By the late 19th century, the gallery had gained international acclaim, participating in numerous exhibitions worldwide, including the Centennial Exposition (1876), the Paris Exposition (1878), the Sydney International Exhibition (1879), the Melbourne International Exhibition (1880), the Rome Exposition of Fine Arts (1883), the American Exhibition of the Products, Arts and Manufactures of Foreign Nations (1883), the World's Columbian Exposition (1893), the Paris Exposition (1900), and at the National Art Gallery of New South Wales (1917).

The gallery was also well-regarded by sculptors of the time, employing several notable sculptors, including Fortuno Galli (d. 1918), E. Giolli and Ferdinando Vichi. The studio became a centre for other important sculptors such as Cesare Lapini and Guglielmo Pugi, whose works were often inscribed with the gallery’s name, a mark of the high esteem in which the workshop was held.

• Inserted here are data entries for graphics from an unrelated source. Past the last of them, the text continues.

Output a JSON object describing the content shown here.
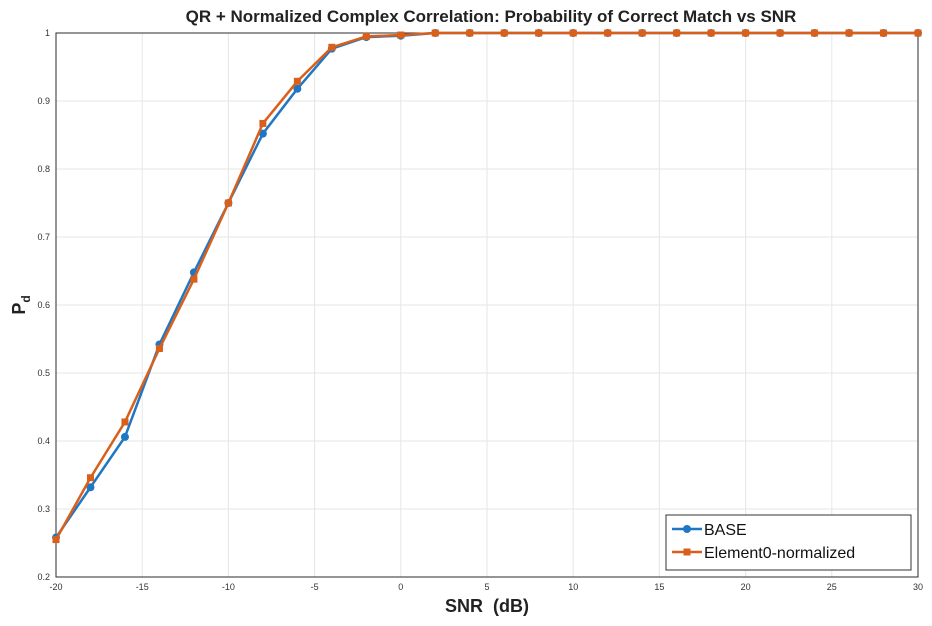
{
  "chart_data": {
    "type": "line",
    "title": "QR + Normalized Complex Correlation: Probability of Correct Match vs SNR",
    "xlabel": "SNR  (dB)",
    "ylabel_main": "P",
    "ylabel_sub": "d",
    "xlim": [
      -20,
      30
    ],
    "ylim": [
      0.2,
      1
    ],
    "xticks": [
      -20,
      -15,
      -10,
      -5,
      0,
      5,
      10,
      15,
      20,
      25,
      30
    ],
    "yticks": [
      0.2,
      0.3,
      0.4,
      0.5,
      0.6,
      0.7,
      0.8,
      0.9,
      1
    ],
    "grid": true,
    "legend_position": "bottom-right",
    "x": [
      -20,
      -18,
      -16,
      -14,
      -12,
      -10,
      -8,
      -6,
      -4,
      -2,
      0,
      2,
      4,
      6,
      8,
      10,
      12,
      14,
      16,
      18,
      20,
      22,
      24,
      26,
      28,
      30
    ],
    "series": [
      {
        "name": "BASE",
        "color": "#1f77c4",
        "marker": "circle",
        "values": [
          0.258,
          0.332,
          0.406,
          0.542,
          0.648,
          0.75,
          0.852,
          0.918,
          0.977,
          0.994,
          0.996,
          1,
          1,
          1,
          1,
          1,
          1,
          1,
          1,
          1,
          1,
          1,
          1,
          1,
          1,
          1
        ]
      },
      {
        "name": "Element0-normalized",
        "color": "#d95f1a",
        "marker": "square",
        "values": [
          0.255,
          0.346,
          0.428,
          0.536,
          0.638,
          0.75,
          0.867,
          0.929,
          0.979,
          0.995,
          0.997,
          1,
          1,
          1,
          1,
          1,
          1,
          1,
          1,
          1,
          1,
          1,
          1,
          1,
          1,
          1
        ]
      }
    ]
  }
}
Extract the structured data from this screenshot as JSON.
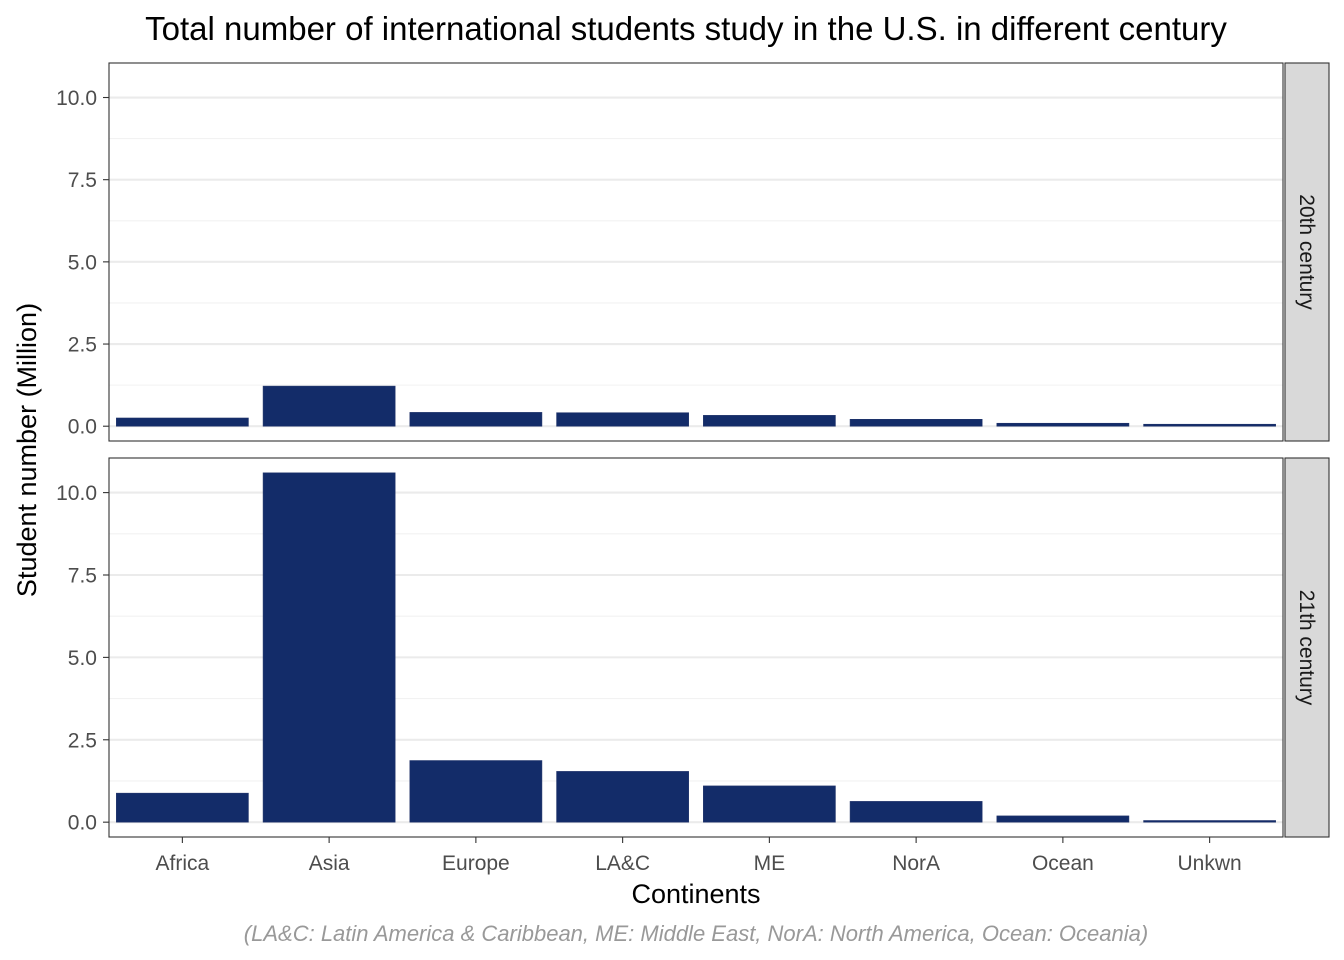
{
  "chart_data": {
    "type": "bar",
    "title": "Total number of international students study in the U.S. in different century",
    "xlabel": "Continents",
    "ylabel": "Student number (Million)",
    "caption": "(LA&C: Latin America & Caribbean, ME: Middle East, NorA: North America, Ocean: Oceania)",
    "categories": [
      "Africa",
      "Asia",
      "Europe",
      "LA&C",
      "ME",
      "NorA",
      "Ocean",
      "Unkwn"
    ],
    "ylim": [
      -0.45,
      11.05
    ],
    "yticks": [
      0.0,
      2.5,
      5.0,
      7.5,
      10.0
    ],
    "ytick_labels": [
      "0.0",
      "2.5",
      "5.0",
      "7.5",
      "10.0"
    ],
    "grid": true,
    "bar_color": "#132C69",
    "strip_color": "#D9D9D9",
    "facets": [
      {
        "label": "20th century",
        "values": [
          0.25,
          1.22,
          0.42,
          0.41,
          0.33,
          0.21,
          0.09,
          0.06
        ]
      },
      {
        "label": "21th century",
        "values": [
          0.88,
          10.6,
          1.87,
          1.54,
          1.1,
          0.63,
          0.19,
          0.05
        ]
      }
    ]
  }
}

=== Ownership transitions and modern era ===
In the 1870s, Niccolò sold the gallery to his American employee Thompson, who subsequently sold it to another employee, Biagioli, in the mid-1930s.

In 1960, the gallery underwent a significant transformation when the Marinelli family acquired it, introducing the production of bronzes from its own Ferdinando Marinelli Artistic Foundry. This marked a new era for the historic workshop, allowing for stricter control over the artistic quality of its works and improved export capabilities. In addition, 19th-century models inherited from previous owners were added to the extensive collection of plaster moulds of the foundry.